Today I had a breakthrough on an issue that has stewing for many months. Every once in a while, I would pick the project back up again and see if I could approach it differently and maybe come up with a solution. Today is the day.
The problem was in one of my homebrew personal utility programs, used to download images from the Internet. One day, when I went to run the utility, it suddenly started failing and I could not get it to resume. When I would request the same URL in a web browser, the download worked without any problem, but trying to download using code was a no-go.
Clearly, there is a difference between handmade code and a web browser, the task was to determine what the difference was in order to make the code better emulate the browser. I added many http headers, trying to find out what was the missing piece. I tried capturing cookies, but that had no effect either. I even used a network monitor to capture the network traffic and couldn’t see any significant difference between my code and a browser.
Today, starting from scratch in a new project, I tried again. To get the basic browser header that I needed, I visited a web site, like I had done in previous attempts. This particular web site returned a number of headers I had never seen before, which I found very curious.

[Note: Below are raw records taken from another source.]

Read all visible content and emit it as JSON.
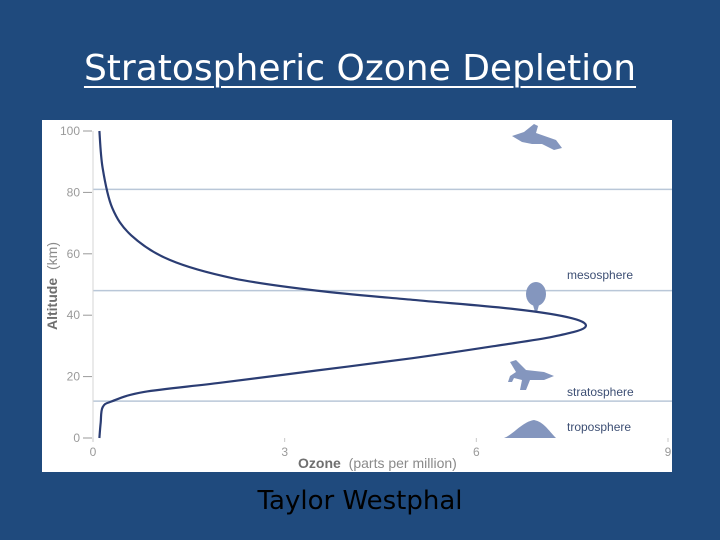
{
  "slide": {
    "title": "Stratospheric Ozone Depletion",
    "author": "Taylor Westphal"
  },
  "colors": {
    "background": "#1f4a7d",
    "profile_line": "#2b3d73",
    "boundary_line": "#b9c7d8",
    "icon_fill": "#8496be"
  },
  "chart_data": {
    "type": "line",
    "title": "",
    "xlabel": "Ozone",
    "xlabel_unit": "(parts per million)",
    "ylabel": "Altitude",
    "ylabel_unit": "(km)",
    "xlim": [
      0,
      9
    ],
    "ylim": [
      0,
      100
    ],
    "xticks": [
      "0",
      "3",
      "6",
      "9"
    ],
    "yticks": [
      "0",
      "20",
      "40",
      "60",
      "80",
      "100"
    ],
    "grid": false,
    "series": [
      {
        "x": [
          0.1,
          0.12,
          0.15,
          0.3,
          0.8,
          2.0,
          3.5,
          5.0,
          6.3,
          7.2,
          7.7,
          7.5,
          6.6,
          5.0,
          3.5,
          2.2,
          1.2,
          0.6,
          0.3,
          0.15,
          0.1
        ],
        "y": [
          0,
          5,
          10,
          12,
          15,
          18,
          22,
          26,
          30,
          33,
          36,
          39,
          42,
          45,
          48,
          52,
          58,
          66,
          75,
          88,
          100
        ]
      }
    ],
    "layer_boundaries": [
      {
        "altitude": 12,
        "label": "troposphere"
      },
      {
        "altitude": 48,
        "label": "stratosphere"
      },
      {
        "altitude": 81,
        "label": "mesosphere"
      }
    ],
    "icons": [
      "mountain-icon",
      "airplane-icon",
      "balloon-icon",
      "space-shuttle-icon"
    ]
  }
}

When I duplicated all those headers in my code, my requests worked. Eliminating the headers one by one identified the one that I needed: X-Forwarded-Proto.
This header has been around for nearly a decade, although I’ve never heard of it, nor seen it implemented anywhere. It seems to be specific to load balancers, which is actually relevant since the image host I am calling runs through a load balancer. I was able to add the header to a standard WebClient and didn’t actually need to go to the HttpWebRequest level of code and my requests started working again.
I am not sure if the obscurity of this header was a browser-sniffing check by the load balancer to weed out bots and automated download tools (of which my utility would be classified), or whether it was just part of a new, stricter set of w3c standards that got included in a software update. Realistically, it didn’t break anything for their users since their primary traffic is web browsers.